Quand j'étais petit j'entendais parler d'un autre pays. Il n'y avait jamais véritablement de sujet de discussion dévolu, c'était plutôt une présence lors des dîners de famille, lorsqu'on se retrouvait entre cousins.
Il y faisait beau, les gens étaient heureux. La famille semblait toujours présente là-bas : tout le monde toujours ensemble. Et puis il y avait des noms de lieux, de villes ou de quartiers inconnus. Dans ces réunions de famille les gens parlaient fort avec des drôles d'accents, on s'embrassait tout le temps, on riait parce qu'il y avait des histoires folles et je sentais bien que ces histoires plus personne ne pourrait les vivre. Car ce pays était un pays de liberté et d'aventures où circulaient tant de personnages... et où parfois nous étions un peu des rois. C'était un peu les westerns ou les films de Fellini que je voyais parfois ou même Out of Africa dans une autre mesure et un peu plus tard. De temps en temps j'entendais mon grand-oncle parler une langue rigolote, c'était une sorte de langage codé avec d'autres vieux.
Moi je jouais surtout et avant tout. Je jouais avec toute cette bande de cousins qui étaient comme des bons copains mais des copains imposés.
Et puis après, peut-être en prêtant plus l'oreille aux discussions, ou les discussions se faisant de plus en plus construites autour de ça, j'ai découvert que tout le monde en était parti et qu'il était loin. Ma maman, elle, et ça ça me parlait, avait découvert la neige à 12 ans et j'avais du mal à comprendre.

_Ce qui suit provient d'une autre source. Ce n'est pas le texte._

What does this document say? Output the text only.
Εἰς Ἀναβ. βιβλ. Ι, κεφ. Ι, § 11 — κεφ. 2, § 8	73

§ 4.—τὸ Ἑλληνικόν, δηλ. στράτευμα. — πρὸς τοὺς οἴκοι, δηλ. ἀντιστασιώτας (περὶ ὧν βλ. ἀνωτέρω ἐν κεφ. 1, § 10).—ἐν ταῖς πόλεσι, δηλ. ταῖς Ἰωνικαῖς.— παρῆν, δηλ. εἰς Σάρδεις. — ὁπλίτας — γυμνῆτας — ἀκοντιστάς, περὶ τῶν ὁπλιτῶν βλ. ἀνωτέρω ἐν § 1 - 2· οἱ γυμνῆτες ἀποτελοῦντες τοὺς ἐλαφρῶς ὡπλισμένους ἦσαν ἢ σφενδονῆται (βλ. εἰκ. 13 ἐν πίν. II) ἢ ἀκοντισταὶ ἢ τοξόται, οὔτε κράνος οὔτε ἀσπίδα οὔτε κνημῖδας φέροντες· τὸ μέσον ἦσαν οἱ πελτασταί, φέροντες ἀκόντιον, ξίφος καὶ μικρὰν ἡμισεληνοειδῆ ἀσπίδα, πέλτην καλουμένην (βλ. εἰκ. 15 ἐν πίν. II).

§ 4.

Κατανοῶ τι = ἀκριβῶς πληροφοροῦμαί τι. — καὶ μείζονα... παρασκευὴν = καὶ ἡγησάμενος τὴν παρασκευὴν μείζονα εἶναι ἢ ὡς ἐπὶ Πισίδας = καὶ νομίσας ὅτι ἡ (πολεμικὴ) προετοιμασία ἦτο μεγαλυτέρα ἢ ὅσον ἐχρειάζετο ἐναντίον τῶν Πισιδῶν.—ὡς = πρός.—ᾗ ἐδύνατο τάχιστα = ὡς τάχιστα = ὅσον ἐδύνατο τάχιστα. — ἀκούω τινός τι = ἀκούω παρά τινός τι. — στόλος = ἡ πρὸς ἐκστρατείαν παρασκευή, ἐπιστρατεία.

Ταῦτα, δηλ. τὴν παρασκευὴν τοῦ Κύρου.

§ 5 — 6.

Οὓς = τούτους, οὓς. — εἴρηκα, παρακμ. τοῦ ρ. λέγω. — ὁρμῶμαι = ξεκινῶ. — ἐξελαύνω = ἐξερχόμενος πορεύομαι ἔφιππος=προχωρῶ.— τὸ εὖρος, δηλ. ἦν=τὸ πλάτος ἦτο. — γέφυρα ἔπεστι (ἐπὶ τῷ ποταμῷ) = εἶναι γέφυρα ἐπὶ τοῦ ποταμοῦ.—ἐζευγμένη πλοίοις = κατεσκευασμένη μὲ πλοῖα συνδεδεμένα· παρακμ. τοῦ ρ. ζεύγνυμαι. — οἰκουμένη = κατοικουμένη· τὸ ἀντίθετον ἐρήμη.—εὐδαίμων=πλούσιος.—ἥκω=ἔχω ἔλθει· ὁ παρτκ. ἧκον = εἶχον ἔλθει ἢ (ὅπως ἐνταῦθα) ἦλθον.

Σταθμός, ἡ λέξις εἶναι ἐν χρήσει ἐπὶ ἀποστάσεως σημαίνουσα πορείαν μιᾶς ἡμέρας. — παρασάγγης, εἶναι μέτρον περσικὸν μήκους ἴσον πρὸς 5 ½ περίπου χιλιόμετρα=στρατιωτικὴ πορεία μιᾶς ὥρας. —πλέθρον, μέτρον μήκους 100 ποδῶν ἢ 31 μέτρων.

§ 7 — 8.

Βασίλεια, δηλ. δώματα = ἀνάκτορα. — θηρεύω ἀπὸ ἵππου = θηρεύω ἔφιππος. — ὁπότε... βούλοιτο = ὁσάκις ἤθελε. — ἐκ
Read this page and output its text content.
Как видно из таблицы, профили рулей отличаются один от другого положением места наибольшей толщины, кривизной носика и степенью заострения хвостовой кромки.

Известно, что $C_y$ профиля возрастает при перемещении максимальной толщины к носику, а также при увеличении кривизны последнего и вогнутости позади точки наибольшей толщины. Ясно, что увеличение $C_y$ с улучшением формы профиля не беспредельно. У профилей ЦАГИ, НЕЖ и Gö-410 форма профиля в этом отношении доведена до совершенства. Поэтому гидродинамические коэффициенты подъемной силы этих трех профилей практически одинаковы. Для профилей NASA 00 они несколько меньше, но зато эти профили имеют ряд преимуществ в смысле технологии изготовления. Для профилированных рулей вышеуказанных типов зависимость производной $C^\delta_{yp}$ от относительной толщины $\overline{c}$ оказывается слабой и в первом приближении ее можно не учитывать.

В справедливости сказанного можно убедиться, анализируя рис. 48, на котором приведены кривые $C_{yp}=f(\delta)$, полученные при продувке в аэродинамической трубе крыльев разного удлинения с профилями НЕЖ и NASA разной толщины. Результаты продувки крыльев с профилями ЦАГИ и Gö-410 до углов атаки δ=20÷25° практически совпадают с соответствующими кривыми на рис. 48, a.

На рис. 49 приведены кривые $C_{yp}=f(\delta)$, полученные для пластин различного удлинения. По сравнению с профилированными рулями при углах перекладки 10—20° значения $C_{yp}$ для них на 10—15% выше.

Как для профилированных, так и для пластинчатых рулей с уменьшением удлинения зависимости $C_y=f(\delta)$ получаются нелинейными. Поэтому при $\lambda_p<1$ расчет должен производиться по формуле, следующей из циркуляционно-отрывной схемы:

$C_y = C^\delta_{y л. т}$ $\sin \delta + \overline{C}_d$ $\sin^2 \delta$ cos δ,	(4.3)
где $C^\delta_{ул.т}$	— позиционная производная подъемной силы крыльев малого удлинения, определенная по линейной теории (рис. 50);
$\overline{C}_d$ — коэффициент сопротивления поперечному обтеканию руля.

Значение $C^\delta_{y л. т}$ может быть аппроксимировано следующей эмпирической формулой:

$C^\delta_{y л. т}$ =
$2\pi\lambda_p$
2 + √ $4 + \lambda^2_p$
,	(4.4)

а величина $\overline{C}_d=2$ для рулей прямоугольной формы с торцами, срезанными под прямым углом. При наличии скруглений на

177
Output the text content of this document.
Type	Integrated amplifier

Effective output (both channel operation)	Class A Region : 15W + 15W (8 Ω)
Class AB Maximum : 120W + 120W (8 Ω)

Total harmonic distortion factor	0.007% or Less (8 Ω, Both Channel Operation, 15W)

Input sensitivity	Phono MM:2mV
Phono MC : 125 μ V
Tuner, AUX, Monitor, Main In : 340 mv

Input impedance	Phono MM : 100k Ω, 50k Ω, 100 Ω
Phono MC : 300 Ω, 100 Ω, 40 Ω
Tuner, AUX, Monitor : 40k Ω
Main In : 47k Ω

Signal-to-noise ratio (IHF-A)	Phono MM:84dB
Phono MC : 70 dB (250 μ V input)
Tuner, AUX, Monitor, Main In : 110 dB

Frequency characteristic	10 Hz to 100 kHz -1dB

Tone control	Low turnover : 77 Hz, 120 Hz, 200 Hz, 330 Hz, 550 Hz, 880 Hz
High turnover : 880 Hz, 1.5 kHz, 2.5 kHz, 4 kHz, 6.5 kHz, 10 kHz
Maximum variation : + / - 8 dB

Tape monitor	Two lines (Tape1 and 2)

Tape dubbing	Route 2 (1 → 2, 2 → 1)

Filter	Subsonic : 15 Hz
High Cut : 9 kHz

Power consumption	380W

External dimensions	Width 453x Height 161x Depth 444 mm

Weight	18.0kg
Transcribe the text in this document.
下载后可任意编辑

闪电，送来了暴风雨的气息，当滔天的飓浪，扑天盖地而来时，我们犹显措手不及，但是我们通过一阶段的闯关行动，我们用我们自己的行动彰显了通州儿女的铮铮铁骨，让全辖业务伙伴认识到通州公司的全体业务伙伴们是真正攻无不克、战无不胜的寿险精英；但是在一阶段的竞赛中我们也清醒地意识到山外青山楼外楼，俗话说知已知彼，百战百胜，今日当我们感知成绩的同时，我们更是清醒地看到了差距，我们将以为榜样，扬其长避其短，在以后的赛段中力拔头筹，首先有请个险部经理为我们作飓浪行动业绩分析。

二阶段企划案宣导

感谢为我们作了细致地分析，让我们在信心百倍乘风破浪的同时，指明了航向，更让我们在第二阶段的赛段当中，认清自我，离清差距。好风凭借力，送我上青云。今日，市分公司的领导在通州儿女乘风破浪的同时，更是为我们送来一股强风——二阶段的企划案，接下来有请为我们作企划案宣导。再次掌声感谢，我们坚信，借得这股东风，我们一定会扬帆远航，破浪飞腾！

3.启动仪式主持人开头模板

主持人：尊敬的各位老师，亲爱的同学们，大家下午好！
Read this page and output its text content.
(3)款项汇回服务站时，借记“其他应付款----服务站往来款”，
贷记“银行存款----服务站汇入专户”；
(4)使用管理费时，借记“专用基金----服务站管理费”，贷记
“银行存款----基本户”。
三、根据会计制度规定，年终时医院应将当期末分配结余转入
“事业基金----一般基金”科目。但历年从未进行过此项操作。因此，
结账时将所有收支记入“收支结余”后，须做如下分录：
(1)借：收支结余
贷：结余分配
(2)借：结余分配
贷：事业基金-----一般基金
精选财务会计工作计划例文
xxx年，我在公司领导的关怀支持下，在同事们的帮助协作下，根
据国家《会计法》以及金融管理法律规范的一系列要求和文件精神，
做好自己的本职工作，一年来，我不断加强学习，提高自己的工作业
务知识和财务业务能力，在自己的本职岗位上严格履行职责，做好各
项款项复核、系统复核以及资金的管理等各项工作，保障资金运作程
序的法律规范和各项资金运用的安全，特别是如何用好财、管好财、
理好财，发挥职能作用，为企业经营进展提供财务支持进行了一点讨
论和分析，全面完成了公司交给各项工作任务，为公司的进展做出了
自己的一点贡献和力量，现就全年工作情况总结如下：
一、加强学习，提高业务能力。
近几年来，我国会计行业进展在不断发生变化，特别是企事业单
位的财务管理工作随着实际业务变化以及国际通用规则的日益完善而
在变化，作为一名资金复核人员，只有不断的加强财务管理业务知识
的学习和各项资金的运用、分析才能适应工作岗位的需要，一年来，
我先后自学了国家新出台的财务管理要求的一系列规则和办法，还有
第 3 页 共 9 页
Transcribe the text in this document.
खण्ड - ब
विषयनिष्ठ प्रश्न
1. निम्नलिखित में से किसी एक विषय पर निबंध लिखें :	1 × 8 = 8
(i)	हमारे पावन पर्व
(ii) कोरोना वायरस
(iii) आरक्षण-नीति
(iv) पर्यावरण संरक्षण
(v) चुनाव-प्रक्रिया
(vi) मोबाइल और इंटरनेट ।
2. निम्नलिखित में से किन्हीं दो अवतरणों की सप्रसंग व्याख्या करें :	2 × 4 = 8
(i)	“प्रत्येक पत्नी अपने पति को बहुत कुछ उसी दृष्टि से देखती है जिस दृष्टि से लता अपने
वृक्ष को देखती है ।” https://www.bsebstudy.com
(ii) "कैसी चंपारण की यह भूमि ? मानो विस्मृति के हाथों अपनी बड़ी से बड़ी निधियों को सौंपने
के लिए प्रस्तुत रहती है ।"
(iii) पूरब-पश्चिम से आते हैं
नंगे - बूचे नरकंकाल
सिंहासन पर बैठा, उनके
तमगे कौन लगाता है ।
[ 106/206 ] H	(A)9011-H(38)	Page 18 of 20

Petit à petit les vieux ne parlaient plus que de cela : le pays. En fait il n'y avait pas que le pays il y avait l'époque aussi mais ça je ne le savais pas. En tous cas les gens semblaient toujours en train de danser ("Ah ça..."), de partir en voiture à travers la campagne, personne ne travaillait finalement quand j'y repense... Et puis il y avait ces vieilles photos en noir et blanc sur lesquelles les gens avaient de belles tenues.
Bien entendu pour moi cet ancien pays, interdit pour des raisons encore inconnues de moi, et l'ambiance de ces fêtes familiales c'était la même chose. Toutes ces personnes que je ne connaissais pas, à qui il fallait donner mon nom, dire qui était ma maman pour qu'ils sachent qui j'étais, mais qui étaient comme moi, m'aimaient rien qu'en me voyant. Et puis on parlait très fort, on riait encore plus fort, on se prenait dans les bras les uns les autres... toujours avec la présence de ce quelque chose, les yeux brillants de souvenirs et de rêves. C'était certainement ça aussi pour moi le pays.
C'est devenu finalement un lieu imaginaire. Bien sûr on m'a raconté l'Histoire plus tard, en commençant par l'exil. Mais je ne voyais aucun lien entre cette Histoire qui semblait véridique et officielle comme dans les livres, et celles racontées avec tellement plus de chaleur et qui semblaient finalement beaucoup plus vécues. Peut-être est-ce là que j'ai distingué la différence entre vérité, réalité et vécu ? Mon grand père racontait ses histoires d'aventures farfelues, c'était pareil, et puis mon papa de son côté me racontait tellement d'histoires... Sauf que là les récits avaient une force incommensurable car lorsque quelqu'un prenait la parole ils étaient corroborés par dix-vingt personnes qui pouvaient ajouter des détails ou en discuter d'autres sans jamais remettre leur fondement en cause. C'était passionnant et d'une richesse qui semblait sans fin. Nous avions même un nom de guerre comme les indiens : nous étions des "Pieds-noirs" !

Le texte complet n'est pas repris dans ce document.